State legislatures across the country are considering, and several have enacted, new authority for PUCs to shift more costs to data centers. Most states have limitations on utilities granting either rate preferences or discriminating against specific customers. Certain legislation provides an exception to those standards and requires PUCs directly allocate certain cost types to data centers. The combination of bespoke resources and new customer class allocation requirements is an attempt to “air gap” residential customers from paying the bulk of new expenses associated with data centers.

Another trend across states is that data center developers are bringing not just land and infrastructure improvements, but generation, transmission, and load-modifying resources to interconnect and power the data center site as part of an overall package.
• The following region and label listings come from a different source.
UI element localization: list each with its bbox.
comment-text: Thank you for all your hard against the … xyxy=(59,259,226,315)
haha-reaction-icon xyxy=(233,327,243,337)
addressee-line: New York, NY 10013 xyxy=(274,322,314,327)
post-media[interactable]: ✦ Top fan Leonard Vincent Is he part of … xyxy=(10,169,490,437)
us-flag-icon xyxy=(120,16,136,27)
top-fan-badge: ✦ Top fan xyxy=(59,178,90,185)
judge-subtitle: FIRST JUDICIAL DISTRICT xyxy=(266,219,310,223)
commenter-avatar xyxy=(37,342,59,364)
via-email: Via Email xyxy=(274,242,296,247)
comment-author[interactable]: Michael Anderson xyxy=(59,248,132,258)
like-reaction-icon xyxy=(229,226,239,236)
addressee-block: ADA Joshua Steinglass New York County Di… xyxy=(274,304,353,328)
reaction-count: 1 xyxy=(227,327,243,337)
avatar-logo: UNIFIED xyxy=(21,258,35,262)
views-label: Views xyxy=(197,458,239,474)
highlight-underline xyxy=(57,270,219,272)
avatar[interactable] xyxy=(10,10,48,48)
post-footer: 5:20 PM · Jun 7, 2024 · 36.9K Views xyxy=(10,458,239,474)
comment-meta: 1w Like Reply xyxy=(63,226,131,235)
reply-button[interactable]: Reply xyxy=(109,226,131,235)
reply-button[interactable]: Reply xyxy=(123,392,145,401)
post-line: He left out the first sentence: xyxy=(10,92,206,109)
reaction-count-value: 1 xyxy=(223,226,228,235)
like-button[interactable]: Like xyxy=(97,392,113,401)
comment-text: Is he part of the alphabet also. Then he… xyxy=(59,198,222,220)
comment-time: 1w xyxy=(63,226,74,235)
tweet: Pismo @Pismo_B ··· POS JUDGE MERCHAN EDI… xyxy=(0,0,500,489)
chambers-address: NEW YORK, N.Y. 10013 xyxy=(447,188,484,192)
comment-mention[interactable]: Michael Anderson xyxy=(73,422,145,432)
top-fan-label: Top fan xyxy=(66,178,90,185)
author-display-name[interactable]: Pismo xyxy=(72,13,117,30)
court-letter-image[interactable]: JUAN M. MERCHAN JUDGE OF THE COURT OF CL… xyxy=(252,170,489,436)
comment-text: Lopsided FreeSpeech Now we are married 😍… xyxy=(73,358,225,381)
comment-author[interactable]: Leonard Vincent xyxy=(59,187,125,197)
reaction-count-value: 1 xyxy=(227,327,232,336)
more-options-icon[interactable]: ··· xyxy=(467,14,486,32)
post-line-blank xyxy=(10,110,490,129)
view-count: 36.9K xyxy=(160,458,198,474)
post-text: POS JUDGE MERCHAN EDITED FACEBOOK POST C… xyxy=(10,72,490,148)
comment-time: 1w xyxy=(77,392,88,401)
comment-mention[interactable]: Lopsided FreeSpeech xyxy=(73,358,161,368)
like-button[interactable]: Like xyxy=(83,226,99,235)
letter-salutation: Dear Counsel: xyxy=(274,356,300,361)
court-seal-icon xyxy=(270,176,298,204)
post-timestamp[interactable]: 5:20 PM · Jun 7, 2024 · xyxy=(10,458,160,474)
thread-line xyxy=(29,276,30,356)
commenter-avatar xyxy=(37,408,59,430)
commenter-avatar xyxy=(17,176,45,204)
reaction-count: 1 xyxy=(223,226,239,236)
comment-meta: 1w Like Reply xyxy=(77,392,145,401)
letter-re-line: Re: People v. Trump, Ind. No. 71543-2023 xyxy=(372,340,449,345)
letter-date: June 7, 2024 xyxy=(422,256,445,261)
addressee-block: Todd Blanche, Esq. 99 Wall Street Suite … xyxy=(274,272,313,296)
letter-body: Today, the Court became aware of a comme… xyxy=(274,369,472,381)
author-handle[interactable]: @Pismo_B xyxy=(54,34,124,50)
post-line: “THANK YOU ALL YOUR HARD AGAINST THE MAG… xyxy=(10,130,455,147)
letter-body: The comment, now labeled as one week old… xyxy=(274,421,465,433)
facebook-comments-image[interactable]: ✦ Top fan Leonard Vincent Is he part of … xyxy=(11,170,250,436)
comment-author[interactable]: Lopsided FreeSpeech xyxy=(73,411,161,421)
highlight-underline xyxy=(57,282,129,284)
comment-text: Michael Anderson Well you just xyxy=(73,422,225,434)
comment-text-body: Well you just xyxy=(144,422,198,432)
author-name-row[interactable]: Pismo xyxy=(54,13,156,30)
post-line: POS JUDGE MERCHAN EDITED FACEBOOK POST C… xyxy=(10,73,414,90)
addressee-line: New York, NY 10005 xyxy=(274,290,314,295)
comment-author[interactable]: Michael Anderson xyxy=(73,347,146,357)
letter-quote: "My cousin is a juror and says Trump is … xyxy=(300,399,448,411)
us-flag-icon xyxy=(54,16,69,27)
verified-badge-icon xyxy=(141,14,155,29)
Clean energy developers are garnering support from PUCs that are also charged with implementing clean energy standards. A question many state regulators are asking is how utilities will still comply with state policies with this unprecedented load growth. One answer is data center developers are collaborating with host utilities to advance clean energy resources that provide a path to power while complying with state policy and incorporating these into ESAs or other state regulatory dockets. These resources include on-site generation, power purchase agreements, or other market purchases of energy and capacity with associated environmental attributes.

Another example is in Utah, where new legislation provides if the host utility cannot serve the new large load, the data center can procure resources from third-party developers, subject to state regulatory approval. In regulated states, utilities have obligations to reliably serve any customer in their service territory. Utah’s approach provides optionality for both the host utility and the new data center customer for how best to serve large loads.

Another regulatory trend across multiple states, including Indiana, Missouri, and Ohio, is PUC approvals of settlement agreements on individual utility dockets with data center issues. The issues are centered around establishing new large customer classes (for example, for new loads of more than 100 MW), and data center-only tariffs with specific terms and conditions. State commissions’ orders and tariffs set load ramp periods, ESA contract lengths, minimum take-or-pay obligations, security and collateral requirements, exit fees, and other provisions to accommodate large load additions.

State PUCs are also pressing data centers and utilities to consider all forms of backup generation. Conventionally large customers who require on-site backup generation have relied upon diesel generators with limited availability. Projects are being developed that will implement a variety of backup generation resources such as new storage technologies. These resources may be behind the meter or grid-connected, subject to state regulatory approvals demonstrating need.

In planning for data centers, state regulators are utilizing their full regulatory toolbox including integrated resource plans, transmission and distribution planning, demand response programs, and siting and public interest determinations for new generation, storage, and high-voltage transmission resources. In numerous states, PUCs are expediting their processes to meet the demanding power needs of data centers. In Texas, Senate Bill 6 requires standards and rules for data center interconnections and co-location with generation, curtailments during certain events, new demand response programs, and revised cost allocation.

Finally, state regulators and legislatures are requiring additional compliance reporting for data centers for energy and water usage. A few states are considering going beyond just compliance reporting to mandating specific data center cooling systems that would reduce water consumption and mitigate other environmental impacts. All told, while many of the headlines on data centers are federally driven, state utility commissioners and state legislators are debating and deciding policies and legislation that are significantly altering the data center regulatory landscape.

David R. Moeller is an energy regulatory attorney with Fredrikson & Byron P.A. Moeller advises utilities, developers, large energy users, and infrastructure investors on complex regulatory matters before state and federal utility commissions.